Bernat-couverture.jpgL’œil du cyclo
Critique de la raison motorisée

Auteur / Harold Bernat

 

Extrait:
La suite est mémorable. À la sortie du bourg, les cyclos prennent à droite, une large descente, un petit raidillon avant de retrouver sur le bord de la route les panneaux bariolés du Couvent alternatif. Le jeudi, au Couvent, c’est la journée du porc. Nous ne sommes que mardi. Sous la pluie de Bretagne, alors que le soleil commence à décliner, le cyclo réalise qu’il a fait une boucle, une «camlez» dans le jargon technique. Une camlez, pour désigner le bégaiement circulaire, le dérisoire radotage de la créature stagnante. Le retour névropathe de l’adulte sénile aux collections de sa petite enfance, c’est une camlez. Une camlez, le millième «je t’aime» de l’amant fatigué à la gentille Yvette au thé dansant de Morlaix. Camlez encore le pot de la rentrée, l’apéro de sortie, le cycle de la vie, l’importance de l’Europe et le retour des moules.

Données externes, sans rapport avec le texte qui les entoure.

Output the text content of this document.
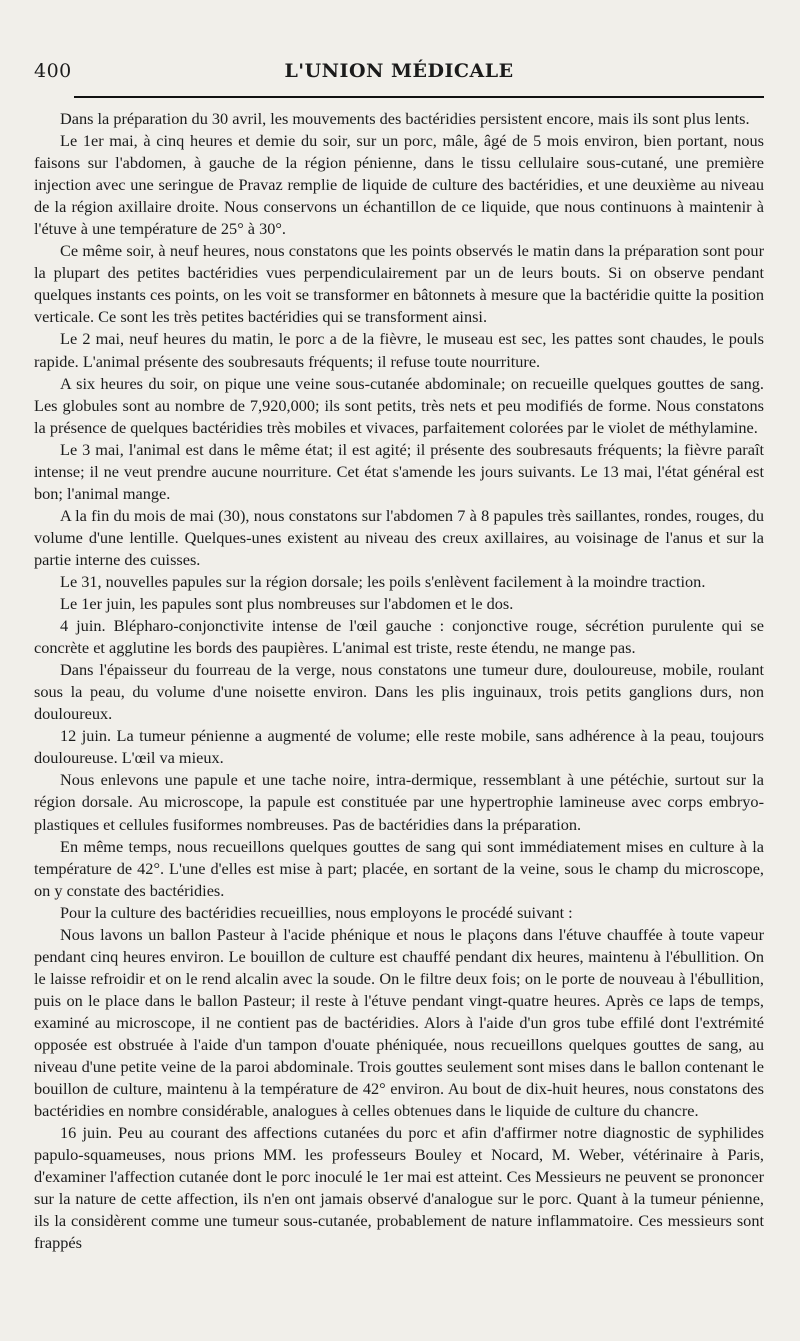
400	L'UNION MÉDICALE

Dans la préparation du 30 avril, les mouvements des bactéridies persistent encore, mais ils sont plus lents.

Le 1er mai, à cinq heures et demie du soir, sur un porc, mâle, âgé de 5 mois environ, bien portant, nous faisons sur l'abdomen, à gauche de la région pénienne, dans le tissu cellulaire sous-cutané, une première injection avec une seringue de Pravaz remplie de liquide de culture des bactéridies, et une deuxième au niveau de la région axillaire droite. Nous conservons un échantillon de ce liquide, que nous continuons à maintenir à l'étuve à une température de 25° à 30°.

Ce même soir, à neuf heures, nous constatons que les points observés le matin dans la préparation sont pour la plupart des petites bactéridies vues perpendiculairement par un de leurs bouts. Si on observe pendant quelques instants ces points, on les voit se transformer en bâtonnets à mesure que la bactéridie quitte la position verticale. Ce sont les très petites bactéridies qui se transforment ainsi.

Le 2 mai, neuf heures du matin, le porc a de la fièvre, le museau est sec, les pattes sont chaudes, le pouls rapide. L'animal présente des soubresauts fréquents; il refuse toute nourriture.

A six heures du soir, on pique une veine sous-cutanée abdominale; on recueille quelques gouttes de sang. Les globules sont au nombre de 7,920,000; ils sont petits, très nets et peu modifiés de forme. Nous constatons la présence de quelques bactéridies très mobiles et vivaces, parfaitement colorées par le violet de méthylamine.

Le 3 mai, l'animal est dans le même état; il est agité; il présente des soubresauts fréquents; la fièvre paraît intense; il ne veut prendre aucune nourriture. Cet état s'amende les jours suivants. Le 13 mai, l'état général est bon; l'animal mange.

A la fin du mois de mai (30), nous constatons sur l'abdomen 7 à 8 papules très saillantes, rondes, rouges, du volume d'une lentille. Quelques-unes existent au niveau des creux axillaires, au voisinage de l'anus et sur la partie interne des cuisses.

Le 31, nouvelles papules sur la région dorsale; les poils s'enlèvent facilement à la moindre traction.

Le 1er juin, les papules sont plus nombreuses sur l'abdomen et le dos.

4 juin. Blépharo-conjonctivite intense de l'œil gauche : conjonctive rouge, sécrétion purulente qui se concrète et agglutine les bords des paupières. L'animal est triste, reste étendu, ne mange pas.

Dans l'épaisseur du fourreau de la verge, nous constatons une tumeur dure, douloureuse, mobile, roulant sous la peau, du volume d'une noisette environ. Dans les plis inguinaux, trois petits ganglions durs, non douloureux.

12 juin. La tumeur pénienne a augmenté de volume; elle reste mobile, sans adhérence à la peau, toujours douloureuse. L'œil va mieux.

Nous enlevons une papule et une tache noire, intra-dermique, ressemblant à une pétéchie, surtout sur la région dorsale. Au microscope, la papule est constituée par une hypertrophie lamineuse avec corps embryo-plastiques et cellules fusiformes nombreuses. Pas de bactéridies dans la préparation.

En même temps, nous recueillons quelques gouttes de sang qui sont immédiatement mises en culture à la température de 42°. L'une d'elles est mise à part; placée, en sortant de la veine, sous le champ du microscope, on y constate des bactéridies.

Pour la culture des bactéridies recueillies, nous employons le procédé suivant :

Nous lavons un ballon Pasteur à l'acide phénique et nous le plaçons dans l'étuve chauffée à toute vapeur pendant cinq heures environ. Le bouillon de culture est chauffé pendant dix heures, maintenu à l'ébullition. On le laisse refroidir et on le rend alcalin avec la soude. On le filtre deux fois; on le porte de nouveau à l'ébullition, puis on le place dans le ballon Pasteur; il reste à l'étuve pendant vingt-quatre heures. Après ce laps de temps, examiné au microscope, il ne contient pas de bactéridies. Alors à l'aide d'un gros tube effilé dont l'extrémité opposée est obstruée à l'aide d'un tampon d'ouate phéniquée, nous recueillons quelques gouttes de sang, au niveau d'une petite veine de la paroi abdominale. Trois gouttes seulement sont mises dans le ballon contenant le bouillon de culture, maintenu à la température de 42° environ. Au bout de dix-huit heures, nous constatons des bactéridies en nombre considérable, analogues à celles obtenues dans le liquide de culture du chancre.

16 juin. Peu au courant des affections cutanées du porc et afin d'affirmer notre diagnostic de syphilides papulo-squameuses, nous prions MM. les professeurs Bouley et Nocard, M. Weber, vétérinaire à Paris, d'examiner l'affection cutanée dont le porc inoculé le 1er mai est atteint. Ces Messieurs ne peuvent se prononcer sur la nature de cette affection, ils n'en ont jamais observé d'analogue sur le porc. Quant à la tumeur pénienne, ils la considèrent comme une tumeur sous-cutanée, probablement de nature inflammatoire. Ces messieurs sont frappés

L’œil du cyclo décrit un authentique voyage en bicyclette. Côtes, faux-plats et descentes, de Saint-Lô (50) à Créac’h (29). Nietzsche, pâté Hénaff, Kant et tentes Quetchua.

Harold Bernat est agrégé de philosophie et enseignant. Il a publié Vieux réac! Faut-il s’adapter à tout ? (Flammarion, 2012).